Отношение Вахицкого к алкоголю прошло через разные фазы. Еще мальчиком, а потом студентом Высшей торговой школы, живя в Варшаве с родителями в четырехкомнатной квартире на Польной улице, где почти каждый вечер собирались бывшие легионеры из Первой бригады, которых пани Вахицкая называла Борзыми, Гоччичи или Ястребами (это были их подпольные клички), еще тогда Леон заметил, что водка не только ударяет в голову, но словно бы еще и снабжает билетами для совершения каких-то сомнительных путешествий или экскурсий в будущее. И, как ни странно, эти вымышленные путешествия по направлению к славе, виктории, высоким политическим постам потом каким-то образом реализовались. Казалось, слегка подвыпившие мамины гости своими сугубо штатскими одеяниями маскируют невидимые пока полковничьи мундиры, а в руках держат не заметные никому министерские портфели. Леон считал почему-то, что водка помогает им внутренне напрячься для прыжка, и при этом ему казалось поучительным, что напряжение в самом деле приводит их к бесстыдным взлетам в карьере.

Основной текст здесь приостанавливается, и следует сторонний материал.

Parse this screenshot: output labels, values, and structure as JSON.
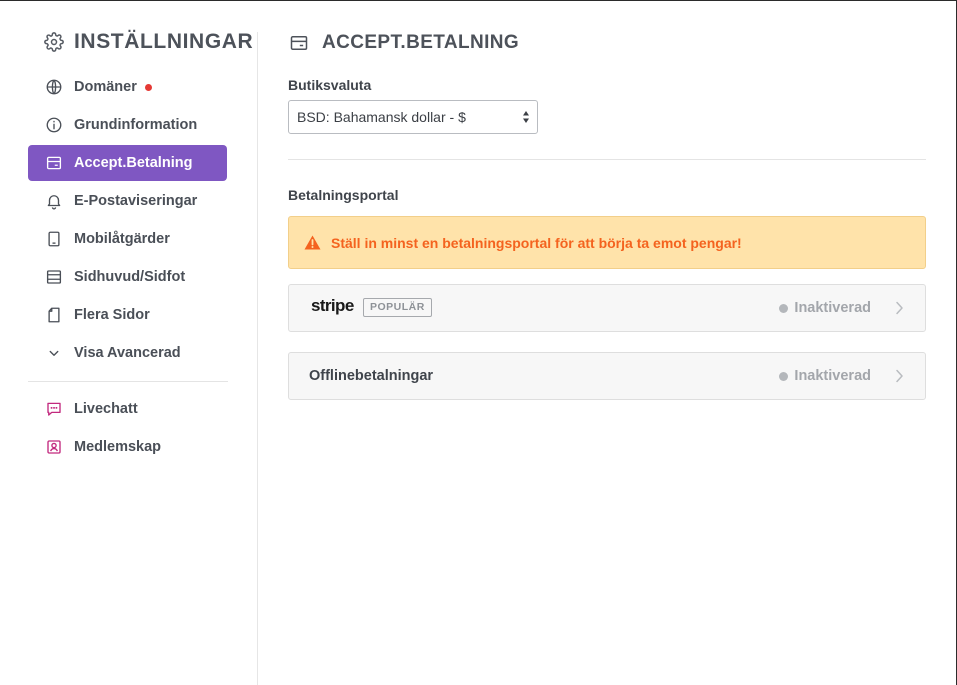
{
  "sidebar": {
    "title": "INSTÄLLNINGAR",
    "items": [
      {
        "label": "Domäner",
        "icon": "globe-icon",
        "notification": true
      },
      {
        "label": "Grundinformation",
        "icon": "info-icon"
      },
      {
        "label": "Accept.Betalning",
        "icon": "card-icon",
        "active": true
      },
      {
        "label": "E-Postaviseringar",
        "icon": "bell-icon"
      },
      {
        "label": "Mobilåtgärder",
        "icon": "mobile-icon"
      },
      {
        "label": "Sidhuvud/Sidfot",
        "icon": "layout-icon"
      },
      {
        "label": "Flera Sidor",
        "icon": "page-icon"
      },
      {
        "label": "Visa Avancerad",
        "icon": "chevron-down-icon"
      }
    ],
    "extra_items": [
      {
        "label": "Livechatt",
        "icon": "chat-icon"
      },
      {
        "label": "Medlemskap",
        "icon": "member-icon"
      }
    ]
  },
  "main": {
    "title": "ACCEPT.BETALNING",
    "currency": {
      "label": "Butiksvaluta",
      "selected": "BSD: Bahamansk dollar - $"
    },
    "portal": {
      "label": "Betalningsportal",
      "alert": "Ställ in minst en betalningsportal för att börja ta emot pengar!",
      "gateways": [
        {
          "name": "stripe",
          "badge": "POPULÄR",
          "status": "Inaktiverad"
        },
        {
          "name": "Offlinebetalningar",
          "status": "Inaktiverad"
        }
      ]
    }
  },
  "colors": {
    "accent": "#7f57c2",
    "alert_bg": "#ffe3aa",
    "alert_text": "#f4631f",
    "notification": "#e53935",
    "extra_icon": "#c2297e"
  }
}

В доме у родителей к обеду и ужину всегда подавался графинчик с водкой. Обычно в нем плавали и лимонные корочки. По мнению тогдашних психиатров, по их мнению, каждый человек, который каждый день регулярно за обедом выпивает рюмку водки, алкоголик. По этой теории старый Мельхиор Вахницкий был законченным алкоголиком, потому что во время дневной трапезы, как правило, опрокидывал не одну рюмку, а три. Когда Леон подрос, возле его прибора тоже появилась рюмка. Но небольшая доза алкоголя перед едою поначалу, казалось, лишь благоприятствовала пищеварению, приятно согревая ноги и не вызывая никаких беспокойств в душе. Это была первая фаза.

Вторая фаза дала о себе знать в Кракове, когда Леон уже занимал должность заместителя директора. Субботние вечера, в обществе знакомых или в одиночестве, он обычно проводил в ресторане у Гавелки. И, как только Леон выпивал бутылку водки, ему начинало казаться, что он едет — едет — на поезде, а за окном мелькают иногда странные, а иногда и прекрасные пейзажи.

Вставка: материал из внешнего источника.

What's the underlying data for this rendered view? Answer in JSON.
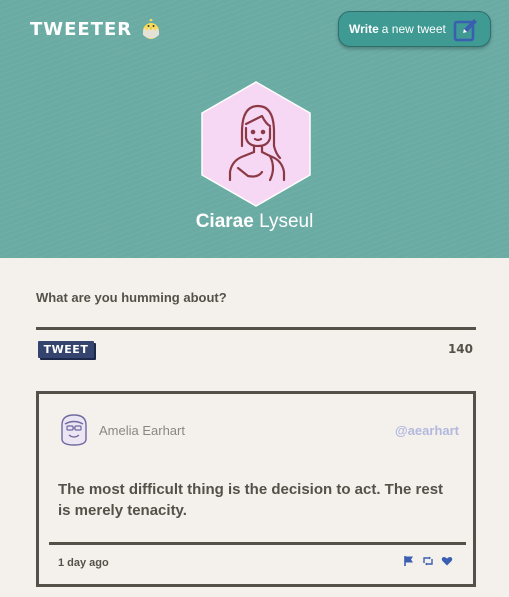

И потом каждое воскресенье он просыпался с мучительными угрызениями совести. С перепоя он испытывал не столько физические, сколько моральные страдания. Разумеется, он сознавал, что накануне вечером не совершил никакого особого свинства, не проворовался, и все же у него было такое чувство, словно бы он подделал вексель и ему угрожает скандал и публичная судебная расправа. Он испытывал глубокое отвращение к себе, мучился, стонал, провалявшись все утро в постели, а потом, встав наконец, стыдился смотреть людям в глаза. Тогда-то и познакомил его кто-то с методом "клин клином". Наступила третья фаза.

У изголовья его появилась бутылка. Проснувшись и едва открыв глаза, он протягивал к ней руку. Моральные проблемы словно по мановению волшебной палочки исчезли, но тотчас же под действием той же волшебной палочки появлялось вчерашнее чувство — поезд уносил его к каким-то заманчивым, жадно притягивающим к себе и тревожно небезопасным горизонтам, ничего общего не имеющим с провинциальным спокойствием почтенного сонного Кракова.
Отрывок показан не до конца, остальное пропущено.